A paraense vende brigadeiro e outros doces diariamente em uma bicicleta personalizada, ideia que surgiu inicialmente para pagar sua faculdade e se transformou no sonho de abrir uma loja
Samara Fronckowiak Silva da Cunha, mulher trans, de 26 anos, é estudante e proprietária de um espaço que vende brigadeiro e outros doces na avenida mais movimentada da cidade de São Paulo: a Paulista. Contudo, em um lugar com tantas pessoas, é preciso se destacar em meio aos outros vendedores da região, fato que, diferentemente com outras pessoas, não foi problema para uma mente tão criativa quanto a de Samara.
A empreendedora saiu do Belém do Pará com o intuito de começar sua graduação em Fisioterapia, já que é apaixonada pelo corpo humano, e tentar uma nova vida em São Paulo.
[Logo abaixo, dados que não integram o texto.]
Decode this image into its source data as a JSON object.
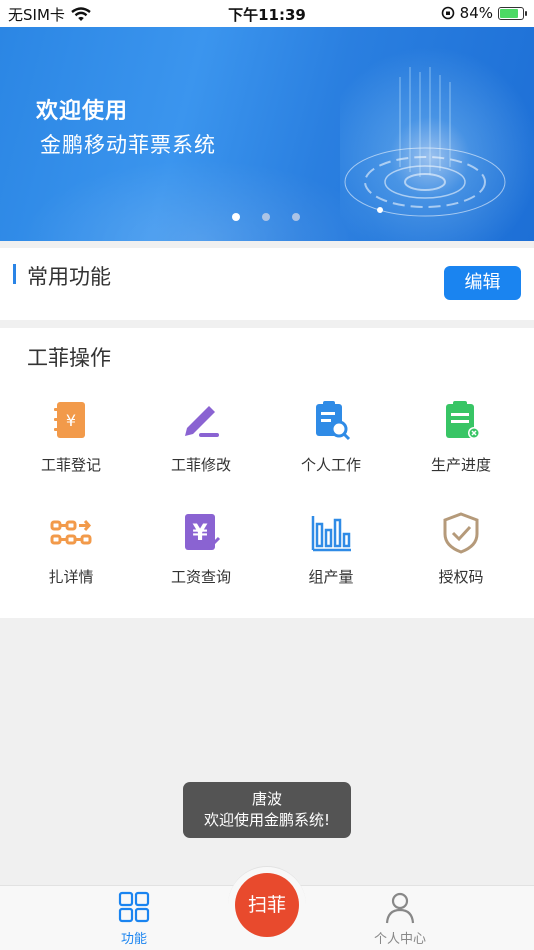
{
  "status_bar": {
    "carrier": "无SIM卡",
    "time": "下午11:39",
    "battery": "84%",
    "battery_level": 0.84
  },
  "banner": {
    "line1": "欢迎使用",
    "line2": "金鹏移动菲票系统",
    "page_count": 3,
    "active_page": 0
  },
  "common": {
    "title": "常用功能",
    "edit_label": "编辑"
  },
  "operations": {
    "title": "工菲操作",
    "items": [
      {
        "label": "工菲登记",
        "icon": "notebook-yen-icon",
        "color": "#f29a4a"
      },
      {
        "label": "工菲修改",
        "icon": "pencil-edit-icon",
        "color": "#8a63d2"
      },
      {
        "label": "个人工作",
        "icon": "clipboard-search-icon",
        "color": "#2f8be6"
      },
      {
        "label": "生产进度",
        "icon": "clipboard-progress-icon",
        "color": "#38c565"
      },
      {
        "label": "扎详情",
        "icon": "chain-flow-icon",
        "color": "#f29a4a"
      },
      {
        "label": "工资查询",
        "icon": "salary-yen-icon",
        "color": "#8a63d2"
      },
      {
        "label": "组产量",
        "icon": "bar-chart-icon",
        "color": "#2f8be6"
      },
      {
        "label": "授权码",
        "icon": "shield-check-icon",
        "color": "#b59a7a"
      }
    ]
  },
  "toast": {
    "line1": "唐波",
    "line2": "欢迎使用金鹏系统!"
  },
  "tabbar": {
    "tabs": [
      {
        "label": "功能",
        "icon": "grid-icon",
        "active": true
      },
      {
        "label": "个人中心",
        "icon": "person-icon",
        "active": false
      }
    ],
    "scan_label": "扫菲"
  },
  "colors": {
    "accent": "#1a84f0",
    "scan": "#e84a2d"
  }
}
Atualmente, com um local de vendas estruturado e clientes já fixos, Samara diz que deve muito aos doces. Com o dinheiro que lucra, consegue pagar a graduação, o aluguel e ainda enviar uma quantia para ajudar a mãe, que reside em Belém. “É uma conquista. Eu vim do interior de Belém, em que muitas vezes a gente não tinha o que comer. Hoje, eu posso me dar ao luxo de comer uma pizza, comprar um vestido. Tudo graças aos doces”.
História do brigadeiro
Samara começou a vender brigadeiro na Av. Paulista em 2018 para custear a mensalidade de uma faculdade de Fisioterapia. Ela conta que, quando chegou à São Paulo para estudar, ainda possuía os seus documentos desatualizados, com o seu nome de batismo, e que isso representou um entrave para que ela conseguisse um emprego formal.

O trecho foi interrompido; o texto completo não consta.